Irrespective of model type and model builder the following key criteria should be used in selecting a model:

  • Outcome – what outcomes do you want to predict. Different models may predict different outcomes; there is no point in choosing a model that does not predict what you are interested in.
  • Training dataset – what was the scope of the data used to create the model. This will include baseline population and data sources. This will determine the applicability of the model to your requirements.

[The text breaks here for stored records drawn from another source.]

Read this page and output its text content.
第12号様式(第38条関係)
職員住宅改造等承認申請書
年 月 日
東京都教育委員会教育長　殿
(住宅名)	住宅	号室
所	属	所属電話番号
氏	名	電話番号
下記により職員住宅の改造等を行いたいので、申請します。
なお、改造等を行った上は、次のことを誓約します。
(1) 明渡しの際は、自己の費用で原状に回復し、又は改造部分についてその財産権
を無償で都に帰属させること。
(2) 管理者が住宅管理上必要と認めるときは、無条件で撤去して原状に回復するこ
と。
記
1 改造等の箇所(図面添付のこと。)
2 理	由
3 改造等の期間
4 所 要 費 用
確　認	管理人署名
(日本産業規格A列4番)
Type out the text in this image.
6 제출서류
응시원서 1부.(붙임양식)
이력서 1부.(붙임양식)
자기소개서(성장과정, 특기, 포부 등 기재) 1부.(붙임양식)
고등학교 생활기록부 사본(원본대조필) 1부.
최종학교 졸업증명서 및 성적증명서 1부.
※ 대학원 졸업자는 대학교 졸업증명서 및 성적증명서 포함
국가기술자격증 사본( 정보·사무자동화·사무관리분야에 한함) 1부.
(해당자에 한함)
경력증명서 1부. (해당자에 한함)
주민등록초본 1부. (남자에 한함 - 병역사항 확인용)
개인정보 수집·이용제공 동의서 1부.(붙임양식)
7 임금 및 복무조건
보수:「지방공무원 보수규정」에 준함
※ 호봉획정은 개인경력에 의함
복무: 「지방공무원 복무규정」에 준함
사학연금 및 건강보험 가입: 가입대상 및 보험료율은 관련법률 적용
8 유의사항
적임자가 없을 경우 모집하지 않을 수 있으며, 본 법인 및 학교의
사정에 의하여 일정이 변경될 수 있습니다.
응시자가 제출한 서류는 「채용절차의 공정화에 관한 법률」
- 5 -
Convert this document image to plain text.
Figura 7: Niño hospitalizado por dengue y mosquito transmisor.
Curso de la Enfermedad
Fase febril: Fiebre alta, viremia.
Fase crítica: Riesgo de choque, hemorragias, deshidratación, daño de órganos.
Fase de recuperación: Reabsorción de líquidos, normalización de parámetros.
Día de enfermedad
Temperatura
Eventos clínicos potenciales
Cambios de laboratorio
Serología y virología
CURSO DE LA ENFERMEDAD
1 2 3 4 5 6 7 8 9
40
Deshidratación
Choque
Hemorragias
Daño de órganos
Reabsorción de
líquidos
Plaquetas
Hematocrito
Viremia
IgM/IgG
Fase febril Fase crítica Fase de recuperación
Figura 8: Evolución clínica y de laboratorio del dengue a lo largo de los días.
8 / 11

For example the PARR model used a baseline population of all acute patients in England, as such it did not include all GP registered patients or any GP data and therefore would not be considered suitable for predictions for primary care populations.
  • Internal validity – what evidence is there that a model is internally robust? Is there a report?
  • External validity – what evidence is there that a model is externally accurate? Is it more or less accurate than similar models?
  • Maintenance – when was the model created? What arrangements are in place to maintain the model? Unfortunately most models do not seem to have maintenance arrangements in place, as many are produced by research groups as a one off exercise.
  • Representation – how is the model documented/represented? Are there any constraints on access to the representation or use of it to implement your own predictive tooling? Note some commercial produced and supported predictive models are treated by vendors as proprietary and although they are happy to share internal and external validity reports will not provide a representation of the model.
  • Data input – what input variables, predictors, does a model require to make a prediction? You will need to source and process the correct data to feed into a model. Do you have access to the appropriate data for a model? Is it of good enough quality to produce accurate predictions? How difficult will it be to process the source data into the model inputs?

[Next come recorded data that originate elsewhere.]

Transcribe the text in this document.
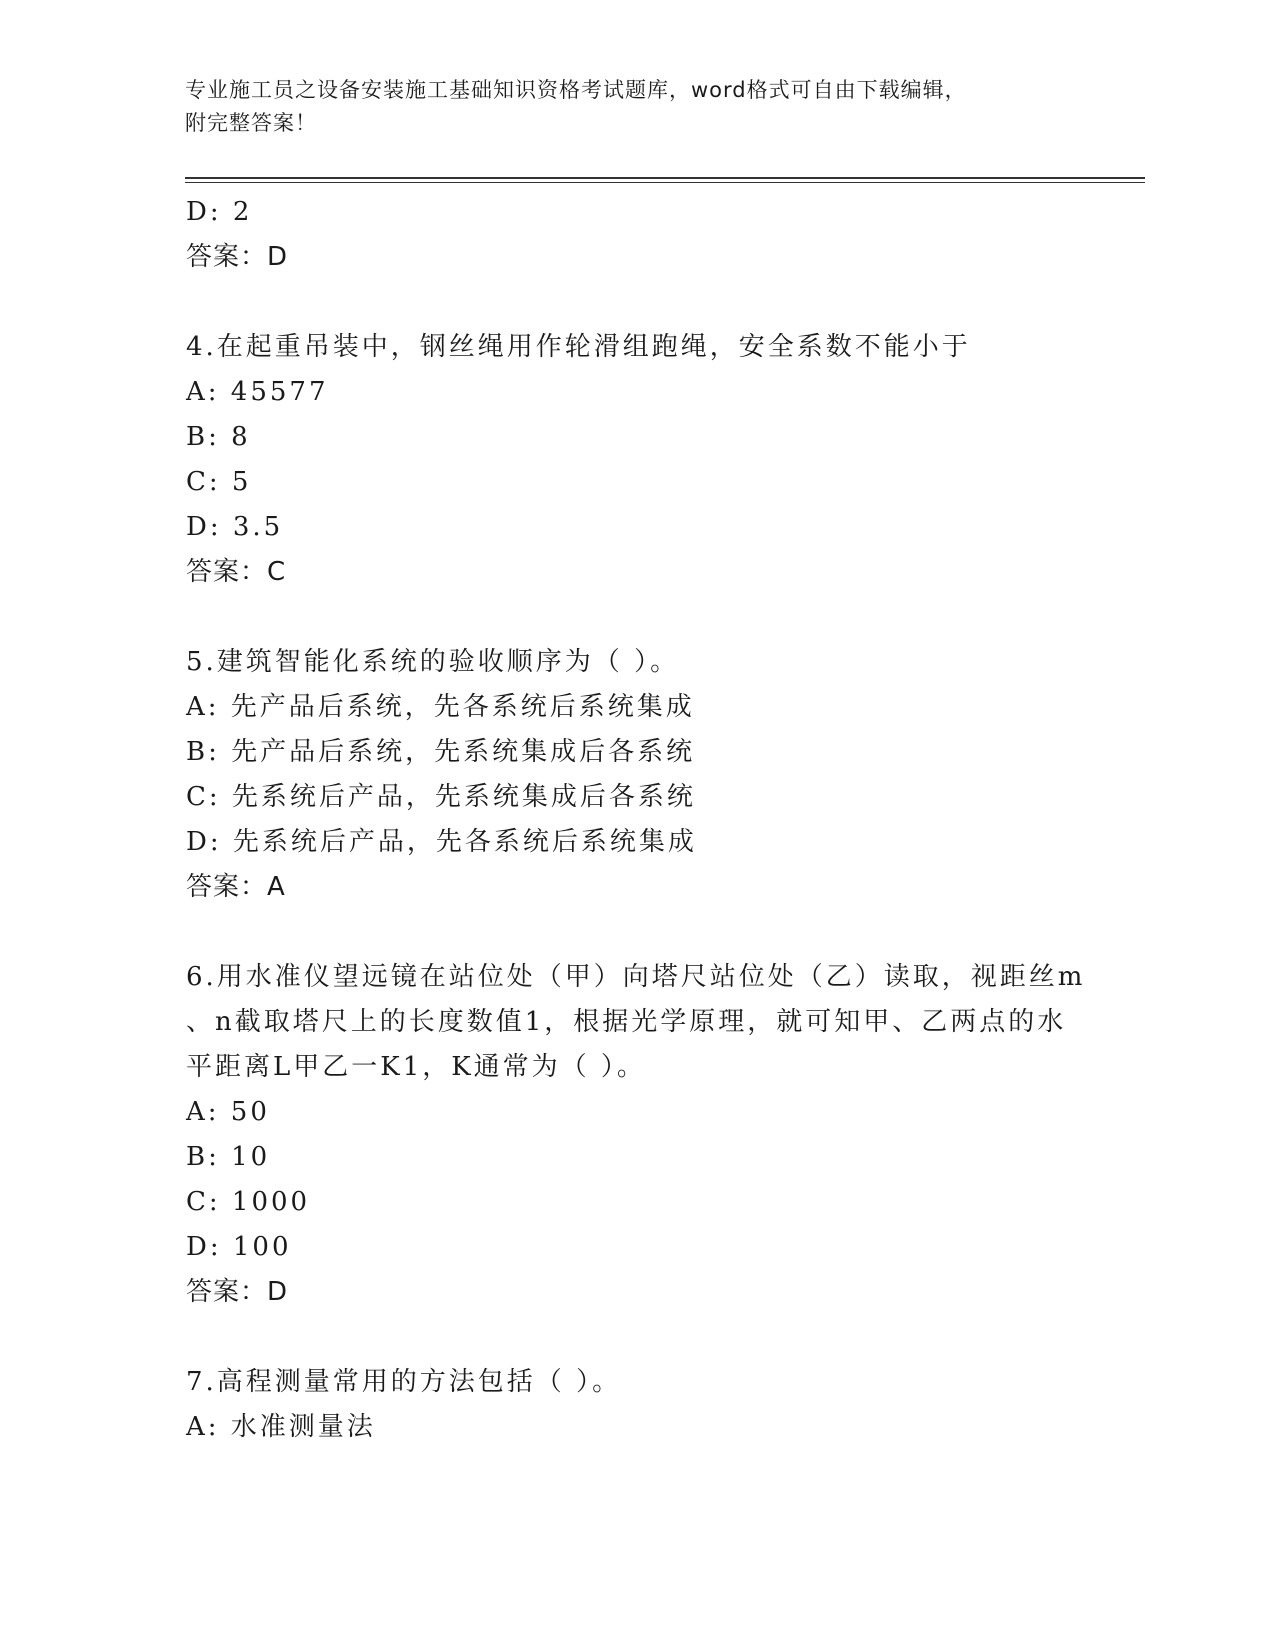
专业施工员之设备安装施工基础知识资格考试题库，word格式可自由下载编辑，
附完整答案！
D: 2
答案：D
4.在起重吊装中，钢丝绳用作轮滑组跑绳，安全系数不能小于
A: 45577
B: 8
C: 5
D: 3.5
答案：C
5.建筑智能化系统的验收顺序为（ ）。
A: 先产品后系统，先各系统后系统集成
B: 先产品后系统，先系统集成后各系统
C: 先系统后产品，先系统集成后各系统
D: 先系统后产品，先各系统后系统集成
答案：A
6.用水准仪望远镜在站位处（甲）向塔尺站位处（乙）读取，视距丝m
、n截取塔尺上的长度数值1，根据光学原理，就可知甲、乙两点的水
平距离L甲乙一K1，K通常为（ ）。
A: 50
B: 10
C: 1000
D: 100
答案：D
7.高程测量常用的方法包括（ ）。
A: 水准测量法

You may find based on these criteria that you cannot find an existing predictive model that fits your requirements adequately. You will then have to decide to either compromise on your requirements or look at building your own “bespoke” model.

Marshalling Input Data

Any prediction tooling implementing a predictive model will require input data as predictor values to be able to calculate and output an outcome probability. The model description will detail what each predictor represents, its data type and where coded which code set it uses and which code values must be used. All this information should be available in the model representation.

In most organisations the required input data will not be readily available in the exact structure and format required by the model. Therefore a process often called data marshalling needs to be implemented. This is very similar to the process used to create a training dataset:

  • Identify and document appropriate data sources
  • Address any data sharing issues needed to gain access to source data
  • Check the quality of data and clean if necessary
  • Link data to create single input records for the predictive tool and check linkage quality
  • Transform data in single input records where appropriate to match model predictor data type and code set requirements

As for model building it is recommended that a RDBMS is used for data storage and management of the data marshalling process.

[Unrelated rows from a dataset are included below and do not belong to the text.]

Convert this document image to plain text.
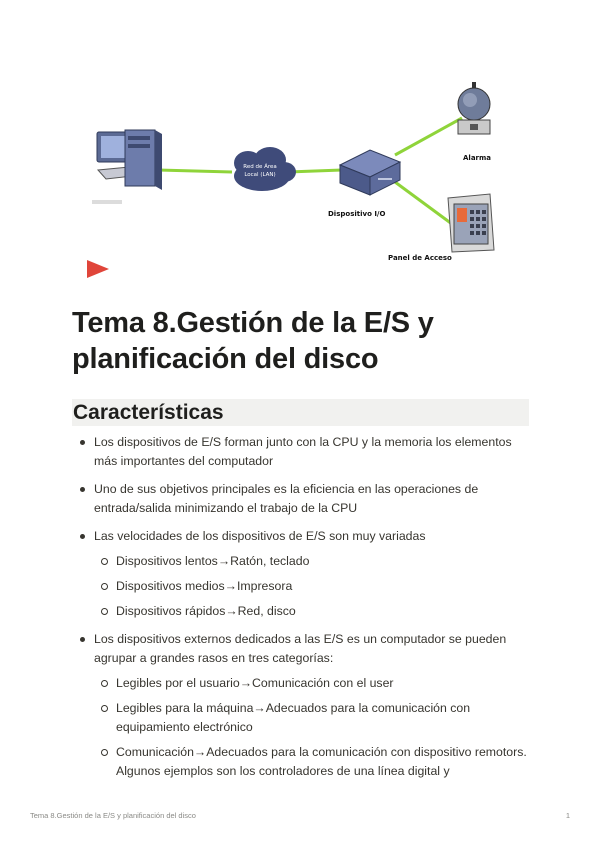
Red de Área
Local (LAN)
Dispositivo I/O
Alarma
Panel de Acceso
Tema 8.Gestión de la E/S y planificación del disco
Características
Los dispositivos de E/S forman junto con la CPU y la memoria los elementos más importantes del computador
Uno de sus objetivos principales es la eficiencia en las operaciones de entrada/salida minimizando el trabajo de la CPU
Las velocidades de los dispositivos de E/S son muy variadas
Dispositivos lentos→Ratón, teclado
Dispositivos medios→Impresora
Dispositivos rápidos→Red, disco
Los dispositivos externos dedicados a las E/S es un computador se pueden agrupar a grandes rasos en tres categorías:
Legibles por el usuario→Comunicación con el user
Legibles para la máquina→Adecuados para la comunicación con equipamiento electrónico
Comunicación→Adecuados para la comunicación con dispositivo remotors. Algunos ejemplos son los controladores de una línea digital y
Tema 8.Gestión de la E/S y planificación del disco	1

Data sources will include an appropriate baseline population source as well as data sources for health and social care records. An important issue to consider with data sources being used to marshal input data is one of latency. In the simplest case a data source is a direct provider, for example a GP Practice, where there is minimal delay or latency between information changing about an individual, that information being recorded on the provider’s information system and it being subsequently available for access as a data source. However where a data source is an indirect provider, for example a centralised information broker such as SUS, there will be a latency between the changed information being recorded on the provider’s information system and subsequently being available on the indirect provider’s information system for access as a data source. For example the indirect provider may schedule updates to its information system from the direct provider feeds on a monthly basis. The situation becomes more complicated with multiple data sources with different latencies. It is often useful to create a scheduling diagram which sets out the data sources and their update schedules and latencies. This will help you decide when it is valid to calculate predictions.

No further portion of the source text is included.